Under the hunger of the night sky,
black pages of night fly open.

Words spill into the chaos
of my cluttered mind,
filled with the din of duties,
wants, shoulds, and shouldn'ts.

Far away, barely visible,
a small ribbon of road,
mapped perhaps by words
I've spoken, but not owned,
turns off into the deeper dark.

To find my way, I trace penumbras
made by trees and light,
unformed shapes cloaked
in filigrees of shadow,
broken words strewn across a blank path.

Images without words play across my retina
beyond focus, beyond distinction
of light and dark,
color and no color,
edges and no edges.

Might I embrace
the broken arc of lightning,
the throb and ache of thunder,
whip of wind, the lonely drip of rain,
a new tongue?

Words burn upward into day,
churning in the eye of afternoon.
I hold within myself
their heat; whole sentences
race through my head.

Evening again: a bridge of sun
smeared to crimson streaks,
across a sky not so much
angry as alive.
Blessings gather in my mind.

The peerless road, its map, and no road
beyond moteless clarity, recedes--
walls of the landscape resume.
Eyes adjust.
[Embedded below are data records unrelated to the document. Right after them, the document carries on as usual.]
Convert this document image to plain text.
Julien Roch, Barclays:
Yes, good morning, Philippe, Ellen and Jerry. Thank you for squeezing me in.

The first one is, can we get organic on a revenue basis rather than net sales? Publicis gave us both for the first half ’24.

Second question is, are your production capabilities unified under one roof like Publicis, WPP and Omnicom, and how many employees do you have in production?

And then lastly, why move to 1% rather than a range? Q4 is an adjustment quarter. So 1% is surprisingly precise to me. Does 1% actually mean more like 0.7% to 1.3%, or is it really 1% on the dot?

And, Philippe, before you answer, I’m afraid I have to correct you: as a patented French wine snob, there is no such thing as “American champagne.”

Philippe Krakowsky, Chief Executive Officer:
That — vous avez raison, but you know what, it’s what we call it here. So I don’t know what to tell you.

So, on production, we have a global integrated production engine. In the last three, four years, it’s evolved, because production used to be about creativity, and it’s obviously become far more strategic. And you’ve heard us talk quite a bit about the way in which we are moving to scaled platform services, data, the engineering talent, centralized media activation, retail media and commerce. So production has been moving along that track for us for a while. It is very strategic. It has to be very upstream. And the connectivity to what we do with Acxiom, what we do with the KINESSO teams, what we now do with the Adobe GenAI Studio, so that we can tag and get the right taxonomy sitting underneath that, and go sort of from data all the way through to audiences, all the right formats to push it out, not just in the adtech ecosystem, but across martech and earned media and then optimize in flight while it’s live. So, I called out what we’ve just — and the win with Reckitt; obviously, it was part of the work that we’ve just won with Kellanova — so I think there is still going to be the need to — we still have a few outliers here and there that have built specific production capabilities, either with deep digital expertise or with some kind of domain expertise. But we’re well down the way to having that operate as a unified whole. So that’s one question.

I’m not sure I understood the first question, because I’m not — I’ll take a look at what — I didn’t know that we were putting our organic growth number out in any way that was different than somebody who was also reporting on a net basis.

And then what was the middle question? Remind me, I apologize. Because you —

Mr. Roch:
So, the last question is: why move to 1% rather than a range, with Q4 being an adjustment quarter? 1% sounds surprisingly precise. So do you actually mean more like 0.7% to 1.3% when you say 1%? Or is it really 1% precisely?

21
I regain balance.

Under the hunger of the night sky,
I walk alone savoring the comfort of words
stories that give purchase
provide a way to go.

Cordelia Hanemann, writer and artist, currently co-hosts Summer Poets, a poetry critique group in Raleigh, NC. Professor emerita retired English professor, she conducts occasional poetry workshops and is active with youth poetry in the North Carolina Poetry Society. She is also a botanical illustrator and lover of all things botanical. She has published in numerous journals including, Atlanta Review, Laurel Review, and California Review; in several anthologies including best-selling Poems for the Ukraine and her chapbook. Her poems have been performed by the Strand Project, featured in select journals, won awards and been nominated for Pushcarts. She is now working on a novel about her Cajun roots.